Leseteufel Deutsch

Straub Isabella

    Südbalkon

Blumenbar/Aufbauverlag, Berlin 2013

Precht

Isabella Straub, Jg 1968, kommt, anders als ihre arbeitslose Protagonistin Ruth Amsel, aus der Journalistik und Werbebranche, was ihr flotter, oft sarkastisch zugespitzter Stil auch verrät. Nur zweifelt das Leseteufelchen, dass eine arbeitsscheue, antriebslose Mittdreißigerin in diesem Stil von ihrem nach außen ereignislosen Leben erzählen würde.

Davon abgesehen ist Ruth eine genaue, ja gnadenlose Beobachterin aller Menschen um sich herum, als da sind natürlich Raoul, ihr recht gleichgültiger Liebhaber, und Maja, ihre willensstarke Freundin, die sie zu einer Ich-AG überreden will.

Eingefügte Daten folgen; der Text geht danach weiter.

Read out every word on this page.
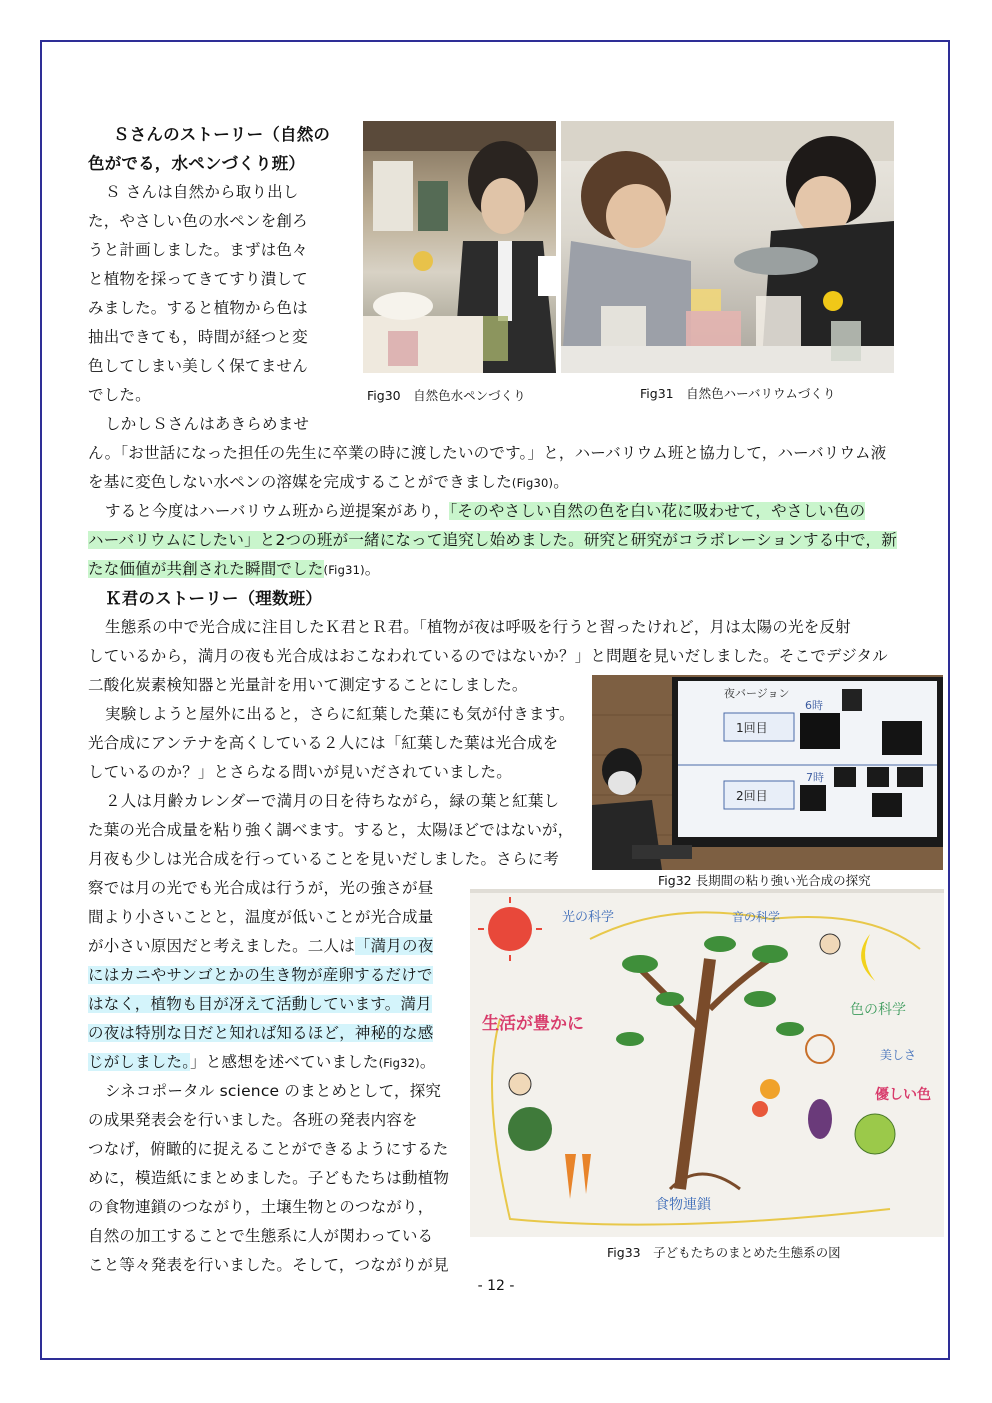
Ｓさんのストーリー（自然の
色がでる，水ペンづくり班）
Ｓ さんは自然から取り出し
た，やさしい色の水ペンを創ろ
うと計画しました。まずは色々
と植物を採ってきてすり潰して
みました。すると植物から色は
抽出できても，時間が経つと変
色してしまい美しく保てません
でした。
しかしＳさんはあきらめませ
Fig30　自然色水ペンづくり	Fig31　自然色ハーバリウムづくり
ん。「お世話になった担任の先生に卒業の時に渡したいのです。」と，ハーバリウム班と協力して，ハーバリウム液
を基に変色しない水ペンの溶媒を完成することができました(Fig30)。
すると今度はハーバリウム班から逆提案があり，「そのやさしい自然の色を白い花に吸わせて，やさしい色の
ハーバリウムにしたい」と2つの班が一緒になって追究し始めました。研究と研究がコラボレーションする中で，新
たな価値が共創された瞬間でした(Fig31)。
Ｋ君のストーリー（理数班）
生態系の中で光合成に注目したＫ君とＲ君。「植物が夜は呼吸を行うと習ったけれど，月は太陽の光を反射
しているから，満月の夜も光合成はおこなわれているのではないか？」と問題を見いだしました。そこでデジタル
二酸化炭素検知器と光量計を用いて測定することにしました。
実験しようと屋外に出ると，さらに紅葉した葉にも気が付きます。
光合成にアンテナを高くしている２人には「紅葉した葉は光合成を
しているのか？」とさらなる問いが見いだされていました。
２人は月齢カレンダーで満月の日を待ちながら，緑の葉と紅葉し
た葉の光合成量を粘り強く調べます。すると，太陽ほどではないが，
月夜も少しは光合成を行っていることを見いだしました。さらに考
察では月の光でも光合成は行うが，光の強さが昼
間より小さいことと，温度が低いことが光合成量
が小さい原因だと考えました。二人は「満月の夜
にはカニやサンゴとかの生き物が産卵するだけで
はなく，植物も目が冴えて活動しています。満月
の夜は特別な日だと知れば知るほど，神秘的な感
じがしました。」と感想を述べていました(Fig32)。
シネコポータル science のまとめとして，探究
の成果発表会を行いました。各班の発表内容を
つなげ，俯瞰的に捉えることができるようにするた
めに，模造紙にまとめました。子どもたちは動植物
の食物連鎖のつながり，土壌生物とのつながり，
自然の加工することで生態系に人が関わっている
こと等々発表を行いました。そして，つながりが見
夜バージョン
1回目
6時
7時
2回目
Fig32 長期間の粘り強い光合成の探究
光の科学	音の科学
生活が豊かに
色の科学
美しさ
優しい色
食物連鎖
Fig33　子どもたちのまとめた生態系の図
- 12 -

Das versucht auch Herr Othmar, der Mann vom Arbeitsamt, hier “Gesellschaft für Wiedereingliederung” genannt. Ruth entzieht sich allen und treibt sich als gelangweilte Spaziergängerin herum.

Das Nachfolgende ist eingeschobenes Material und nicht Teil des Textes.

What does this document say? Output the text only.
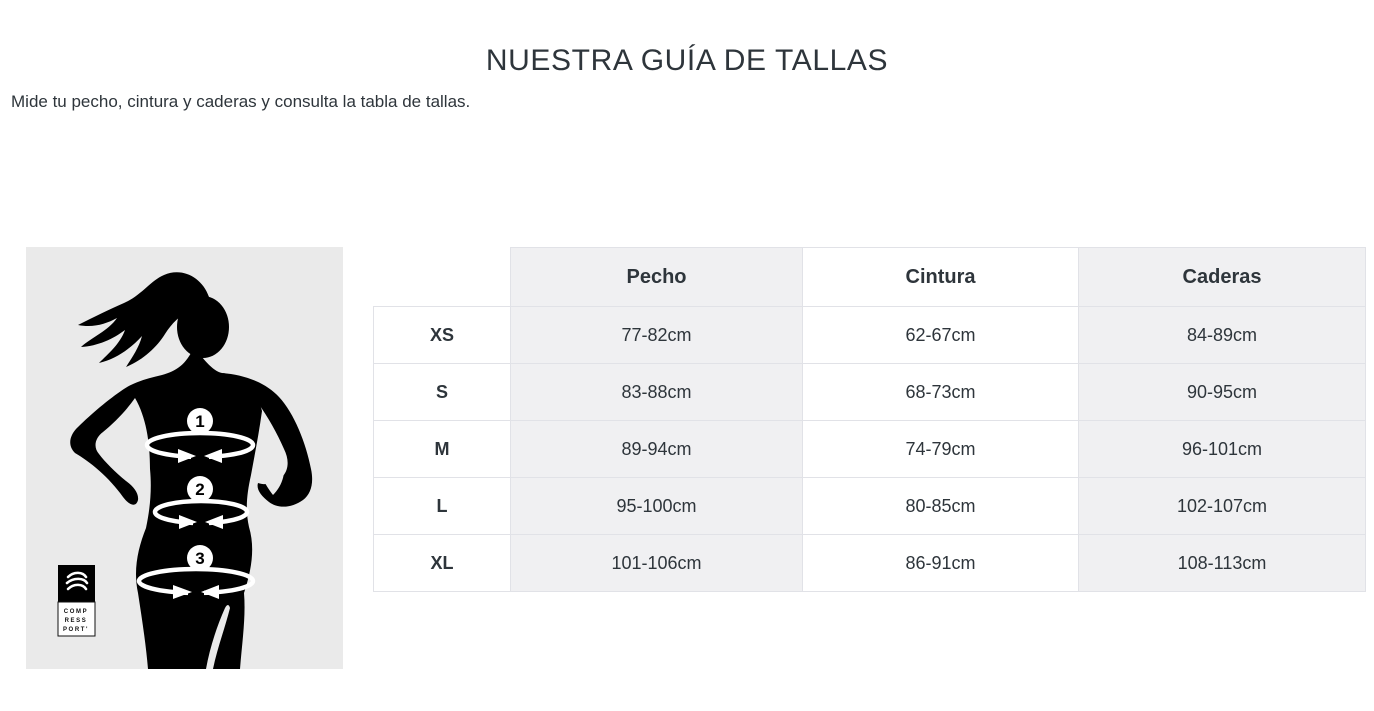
NUESTRA GUÍA DE TALLAS

Mide tu pecho, cintura y caderas y consulta la tabla de tallas.

1
2
3
COMP
RESS
PORT'
	Pecho	Cintura	Caderas
XS	77-82cm	62-67cm	84-89cm
S	83-88cm	68-73cm	90-95cm
M	89-94cm	74-79cm	96-101cm
L	95-100cm	80-85cm	102-107cm
XL	101-106cm	86-91cm	108-113cm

Anfangs ist der Leseteufel begeistert von Straubs lakonisch-bösem Stil: “Der Mund ist ein überschätztes Körperteil..... Nichts anderes als ein Verdauungsschlauch, aufgepeppt mit Dekoelementen.” (S. 7). Einer von Ruths Zeitvertreiben ist es, die Kranken im Garten des Krankenhauses zu beobachten und ihnen bestimmte Krankheiten zuzuordnen:  “In einen Krankenhausgarten hineinschauen ist wie Zukunftsfernsehen, mit den Kanälen Demenz, Arthrose, Zirrhose.” (S. 13). Und als sie beim Textildiscounter ein T-Shirt aus der 3. Welt ersteht, meint sie: ”Das schlechte Gewissen wäscht sich bei 30° heraus.” (S. 20)

Aber mit der Zeit ermüden selbst diese Bonmots und der Leser würde sich ein bisschen mehr Handlung wünschen. Daran ändert auch nichts, als Ruth mehr ahnt als erfährt, dass Raoul sie mit der Nachbarin und wohl auch mit Maja betrügt. Es stört sie nicht weiter, denn sie selbst lässt sich auf eine im Vagen bleibende Beziehung zu dem Krankenpfleger Pawel ein.

Sicher ein interessantes Debut, mehr Tagebuch als Roman. Der Titel gebende Südbalkon ist das Equivalent zur “sunny side of life”, denn Ruth lebt in einem Hochhaus mit Westbalkon.